Can I write `foldr` (or `foldMap`) in terms of 'recursion schemes' `cata`?


I recently read about recursion schemes where catamorphisms are described as analogous to generalized foldr.

Is is possible to write an instance of Foldable (via either foldr or foldMap) in terms of cata in all cases?


Solution

  • You often can, but not universally. All it takes is a single counter-example. Several exist, but consider the simplest one that comes to (my) mind.

    While completely unnecessary, you can define Boolean values with an F-algebra:

    data BoolF a = TrueF | FalseF deriving (Show, Eq, Read) 
    
    instance Functor BoolF where      
      fmap _  TrueF =  TrueF
      fmap _ FalseF = FalseF
    

    From this (as the linked article explains) you can derive the catamorphism:

    boolF :: a -> a -> Fix BoolF -> a
    boolF x y = cata alg
      where alg TrueF = x
            alg FalseF = y
    

    The type Fix BoolF is isomorphic to Bool, which isn't parametrically polymorphic (i.e. it doesn't have a type parameter), yet a catamorphism exists.

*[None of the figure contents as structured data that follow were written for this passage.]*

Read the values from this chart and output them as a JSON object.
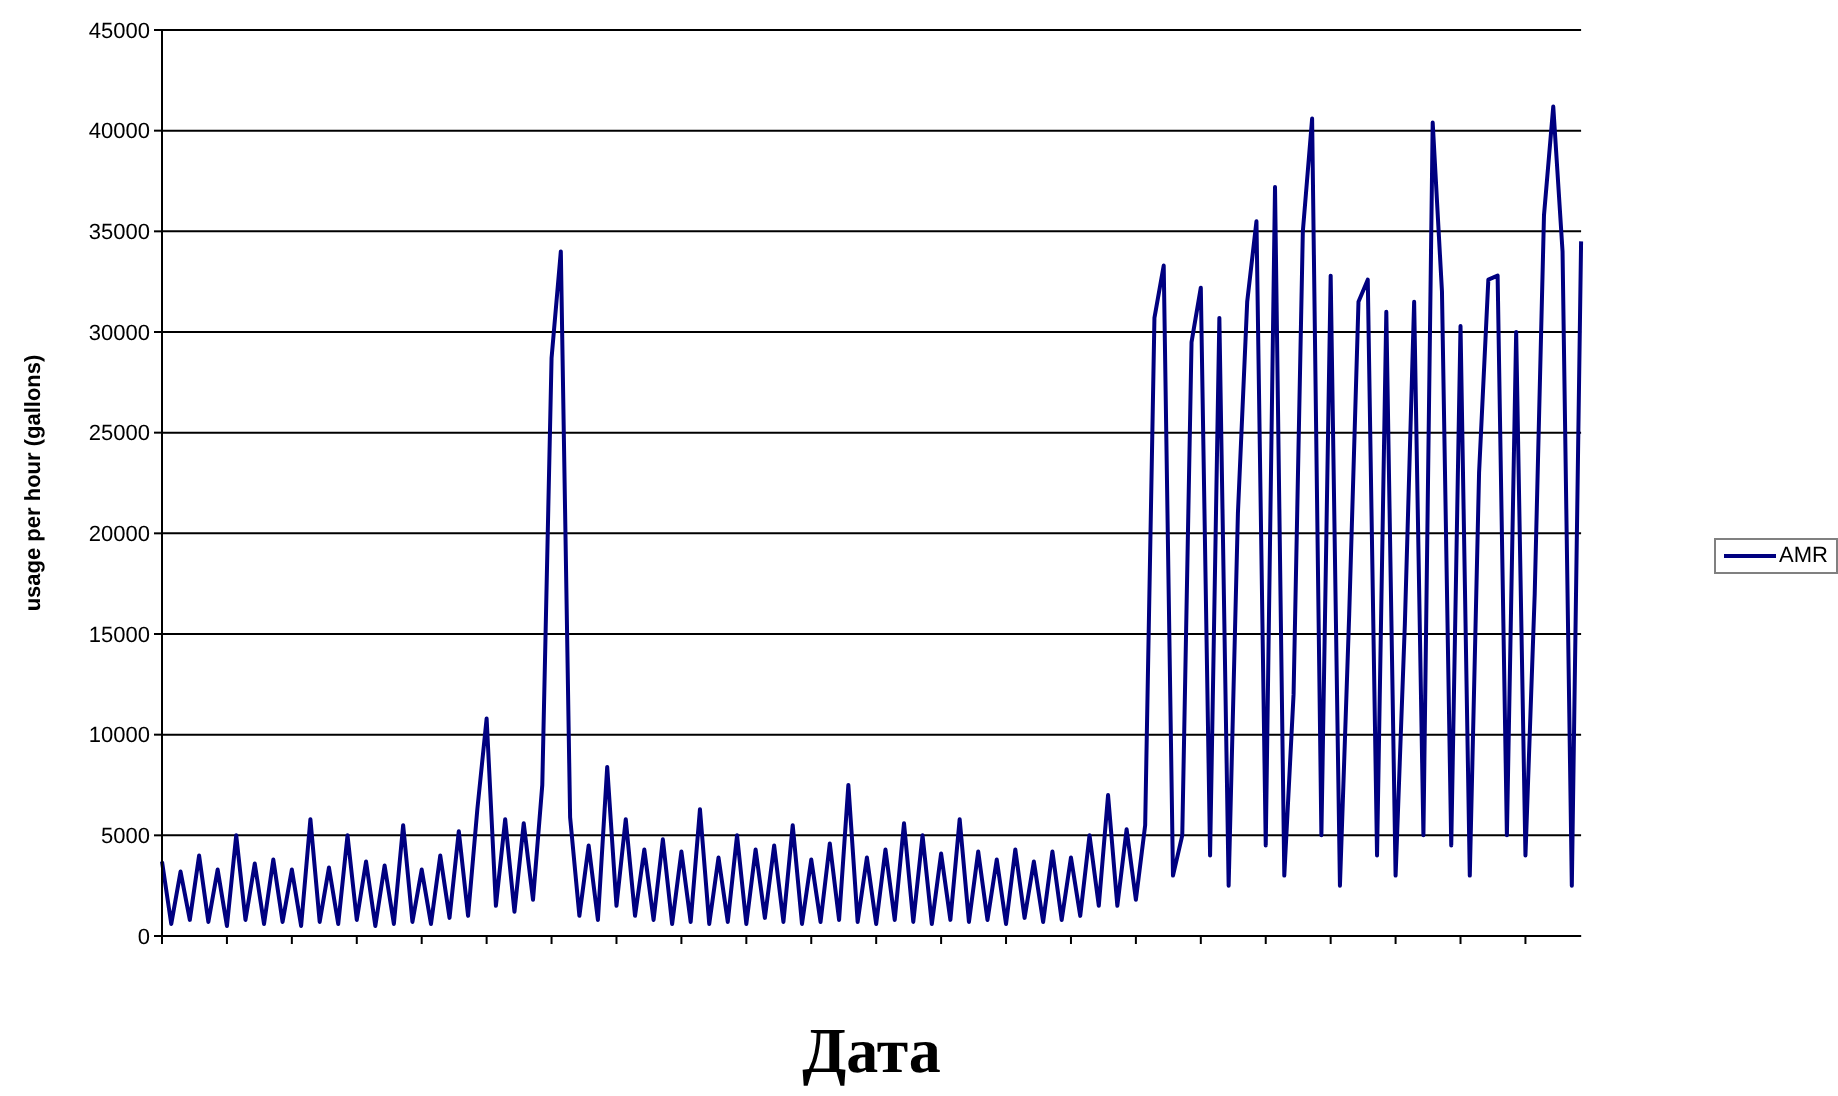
{
  "chart_data": {
    "type": "line",
    "xlabel": "Дата",
    "ylabel": "usage per hour (gallons)",
    "categories": [
      null,
      null,
      null,
      null,
      null,
      null,
      null,
      null,
      null,
      null,
      null,
      null,
      null,
      null,
      null,
      null,
      null,
      null,
      null,
      null,
      null,
      null,
      null,
      null,
      null,
      null,
      null,
      null,
      null,
      null,
      null,
      null,
      null,
      null,
      null,
      null,
      null,
      null,
      null,
      null,
      null,
      null,
      null,
      null,
      null,
      null,
      null,
      null,
      null,
      null,
      null,
      null,
      null,
      null,
      null,
      null,
      null,
      null,
      null,
      null,
      null,
      null,
      null,
      null,
      null,
      null,
      null,
      null,
      null,
      null,
      null,
      null,
      null,
      null,
      null,
      null,
      null,
      null,
      null,
      null,
      null,
      null,
      null,
      null,
      null,
      null,
      null,
      null,
      null,
      null,
      null,
      null,
      null,
      null,
      null,
      null,
      null,
      null,
      null,
      null,
      null,
      null,
      null,
      null,
      null,
      null,
      null,
      null,
      null,
      null,
      null,
      null,
      null,
      null,
      null,
      null,
      null,
      null,
      null,
      null,
      null,
      null,
      null,
      null,
      null,
      null,
      null,
      null,
      null,
      null,
      null,
      null,
      null,
      null,
      null,
      null,
      null,
      null,
      null,
      null,
      null,
      null,
      null,
      null,
      null,
      null,
      null,
      null,
      null,
      null,
      null,
      null,
      null,
      null
    ],
    "series": [
      {
        "name": "AMR",
        "color": "#000080",
        "values": [
          3700,
          600,
          3200,
          800,
          4000,
          700,
          3300,
          500,
          5000,
          800,
          3600,
          600,
          3800,
          700,
          3300,
          500,
          5800,
          700,
          3400,
          600,
          5000,
          800,
          3700,
          500,
          3500,
          600,
          5500,
          700,
          3300,
          600,
          4000,
          900,
          5200,
          1000,
          6300,
          10800,
          1500,
          5800,
          1200,
          5600,
          1800,
          7500,
          28700,
          34000,
          5900,
          1000,
          4500,
          800,
          8400,
          1500,
          5800,
          1000,
          4300,
          800,
          4800,
          600,
          4200,
          700,
          6300,
          600,
          3900,
          700,
          5000,
          600,
          4300,
          900,
          4500,
          700,
          5500,
          600,
          3800,
          700,
          4600,
          800,
          7500,
          700,
          3900,
          600,
          4300,
          800,
          5600,
          700,
          5000,
          600,
          4100,
          800,
          5800,
          700,
          4200,
          800,
          3800,
          600,
          4300,
          900,
          3700,
          700,
          4200,
          800,
          3900,
          1000,
          5000,
          1500,
          7000,
          1500,
          5300,
          1800,
          5500,
          30700,
          33300,
          3000,
          5000,
          29500,
          32200,
          4000,
          30700,
          2500,
          21000,
          31500,
          35500,
          4500,
          37200,
          3000,
          12000,
          35000,
          40600,
          5000,
          32800,
          2500,
          16000,
          31500,
          32600,
          4000,
          31000,
          3000,
          15500,
          31500,
          5000,
          40400,
          32000,
          4500,
          30300,
          3000,
          23000,
          32600,
          32800,
          5000,
          30000,
          4000,
          17000,
          35800,
          41200,
          34000,
          2500,
          34500
        ]
      }
    ],
    "ylim": [
      0,
      45000
    ],
    "yticks": [
      0,
      5000,
      10000,
      15000,
      20000,
      25000,
      30000,
      35000,
      40000,
      45000
    ],
    "grid": "y",
    "legend": "right",
    "marker": "none",
    "line_style": "solid"
  }
}
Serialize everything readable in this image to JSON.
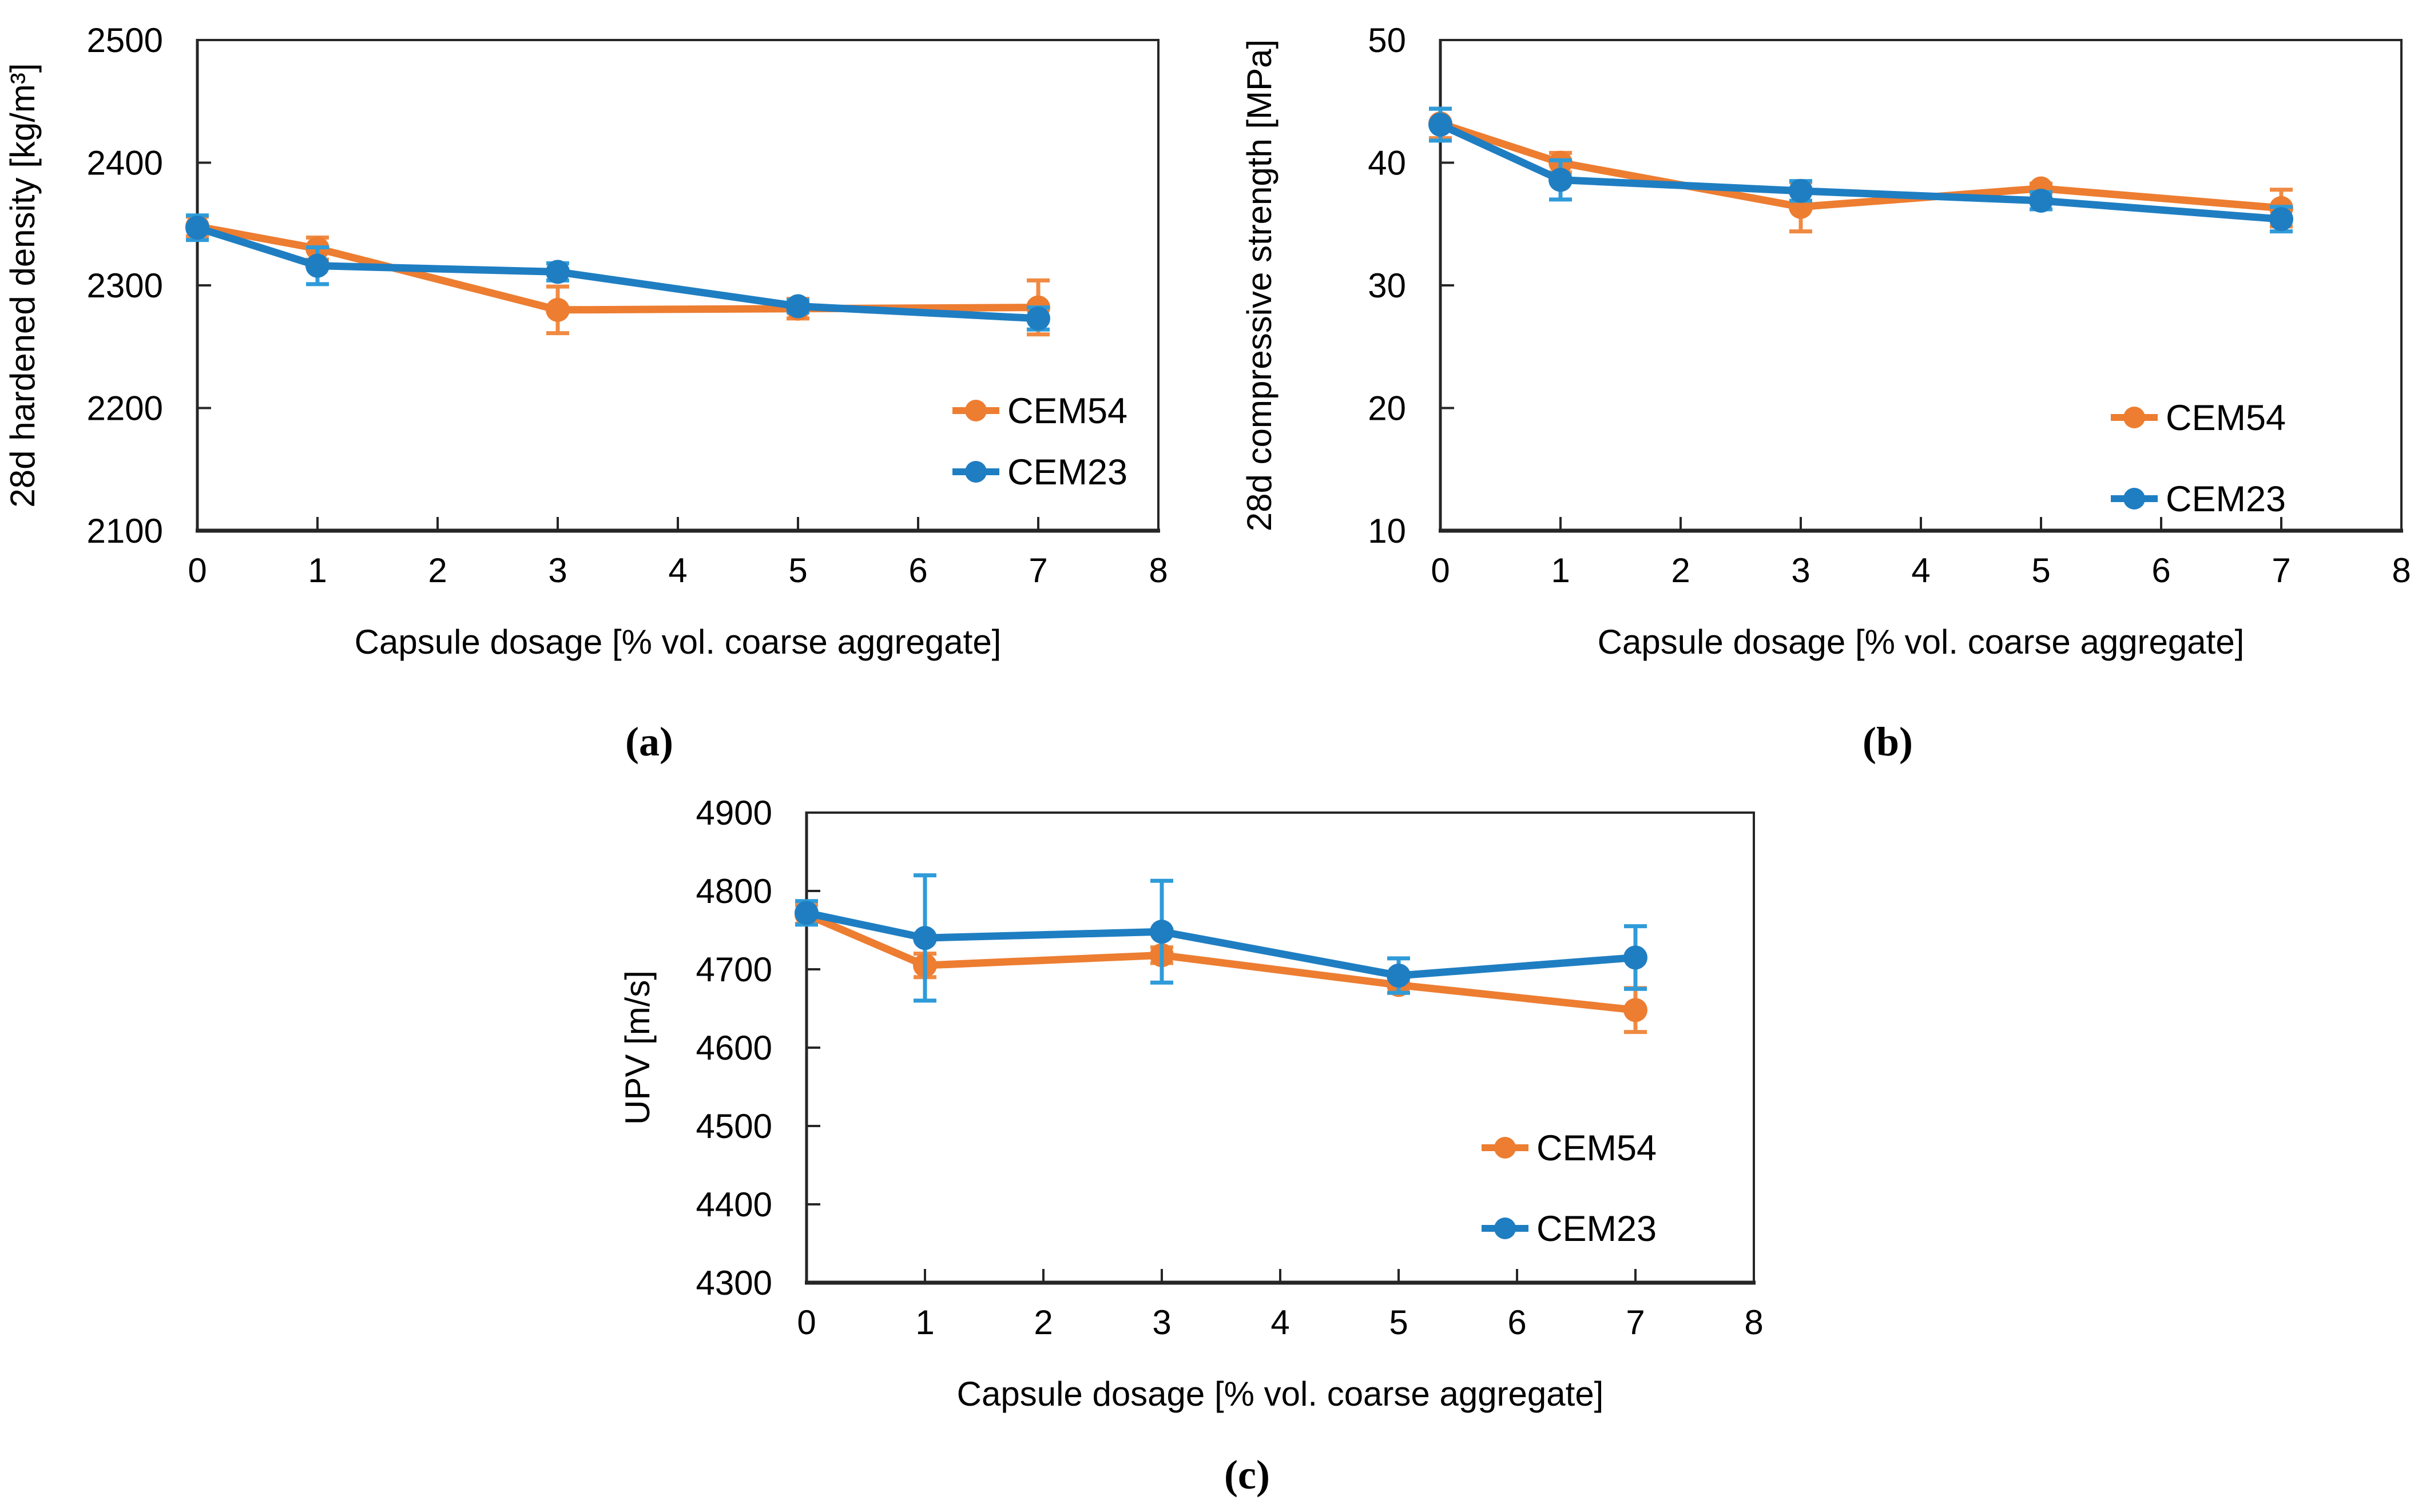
{
  "page": {
    "background": "#ffffff"
  },
  "colors": {
    "cem54": "#ED7D31",
    "cem54_err": "#F08A42",
    "cem23": "#1F7EC2",
    "cem23_err": "#2F9BD9",
    "axis": "#262626",
    "text": "#000000"
  },
  "captions": {
    "a": "(a)",
    "b": "(b)",
    "c": "(c)"
  },
  "chart_data": [
    {
      "id": "a",
      "type": "line",
      "title": "",
      "xlabel": "Capsule dosage [% vol. coarse aggregate]",
      "ylabel": "28d hardened density [kg/m³]",
      "x": [
        0,
        1,
        3,
        5,
        7
      ],
      "xticks": [
        0,
        1,
        2,
        3,
        4,
        5,
        6,
        7,
        8
      ],
      "xlim": [
        0,
        8
      ],
      "yticks": [
        2100,
        2200,
        2300,
        2400,
        2500
      ],
      "ylim": [
        2100,
        2500
      ],
      "grid": false,
      "legend_position": "right-center-inside",
      "series": [
        {
          "name": "CEM54",
          "color_key": "cem54",
          "err_color_key": "cem54_err",
          "values": [
            2348,
            2330,
            2280,
            2281,
            2282
          ],
          "errors": [
            8,
            9,
            19,
            8,
            22
          ]
        },
        {
          "name": "CEM23",
          "color_key": "cem23",
          "err_color_key": "cem23_err",
          "values": [
            2347,
            2316,
            2311,
            2283,
            2273
          ],
          "errors": [
            10,
            15,
            7,
            5,
            9
          ]
        }
      ]
    },
    {
      "id": "b",
      "type": "line",
      "title": "",
      "xlabel": "Capsule dosage [% vol. coarse aggregate]",
      "ylabel": "28d compressive strength [MPa]",
      "x": [
        0,
        1,
        3,
        5,
        7
      ],
      "xticks": [
        0,
        1,
        2,
        3,
        4,
        5,
        6,
        7,
        8
      ],
      "xlim": [
        0,
        8
      ],
      "yticks": [
        10,
        20,
        30,
        40,
        50
      ],
      "ylim": [
        10,
        50
      ],
      "grid": false,
      "legend_position": "right-lower-inside",
      "series": [
        {
          "name": "CEM54",
          "color_key": "cem54",
          "err_color_key": "cem54_err",
          "values": [
            43.2,
            40.0,
            36.4,
            37.9,
            36.3
          ],
          "errors": [
            1.2,
            0.8,
            2.0,
            0.4,
            1.5
          ]
        },
        {
          "name": "CEM23",
          "color_key": "cem23",
          "err_color_key": "cem23_err",
          "values": [
            43.1,
            38.6,
            37.7,
            36.9,
            35.4
          ],
          "errors": [
            1.3,
            1.6,
            0.8,
            0.7,
            1.0
          ]
        }
      ]
    },
    {
      "id": "c",
      "type": "line",
      "title": "",
      "xlabel": "Capsule dosage [% vol. coarse aggregate]",
      "ylabel": "UPV [m/s]",
      "x": [
        0,
        1,
        3,
        5,
        7
      ],
      "xticks": [
        0,
        1,
        2,
        3,
        4,
        5,
        6,
        7,
        8
      ],
      "xlim": [
        0,
        8
      ],
      "yticks": [
        4300,
        4400,
        4500,
        4600,
        4700,
        4800,
        4900
      ],
      "ylim": [
        4300,
        4900
      ],
      "grid": false,
      "legend_position": "right-lower-inside",
      "series": [
        {
          "name": "CEM54",
          "color_key": "cem54",
          "err_color_key": "cem54_err",
          "values": [
            4770,
            4705,
            4718,
            4680,
            4648
          ],
          "errors": [
            12,
            15,
            10,
            10,
            28
          ]
        },
        {
          "name": "CEM23",
          "color_key": "cem23",
          "err_color_key": "cem23_err",
          "values": [
            4772,
            4740,
            4748,
            4692,
            4715
          ],
          "errors": [
            15,
            80,
            65,
            22,
            40
          ]
        }
      ]
    }
  ]
}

    The Foldable type class, on the other hand, is defined for a parametrically polymorphic container t, e.g.

    foldr :: (a -> b -> b) -> b -> t a -> b
    

    Since Bool isn't parametrically polymorphic, it can't be Foldable, yet a catamorphism exists. The same is true for Peano numbers.


    For parametrically polymorphic types, on the other hand, you often (perhaps always?) can. Here's a Foldable instance for a tree defined with its catamorphism:

    instance Foldable TreeFix where
      foldMap f = treeF (\x xs -> f x <> fold xs)
    

    Here's one for Maybe:

    instance Foldable MaybeFix where
      foldMap = maybeF mempty
    

    and one for linked lists:

    instance Foldable ListFix where
      foldr = listF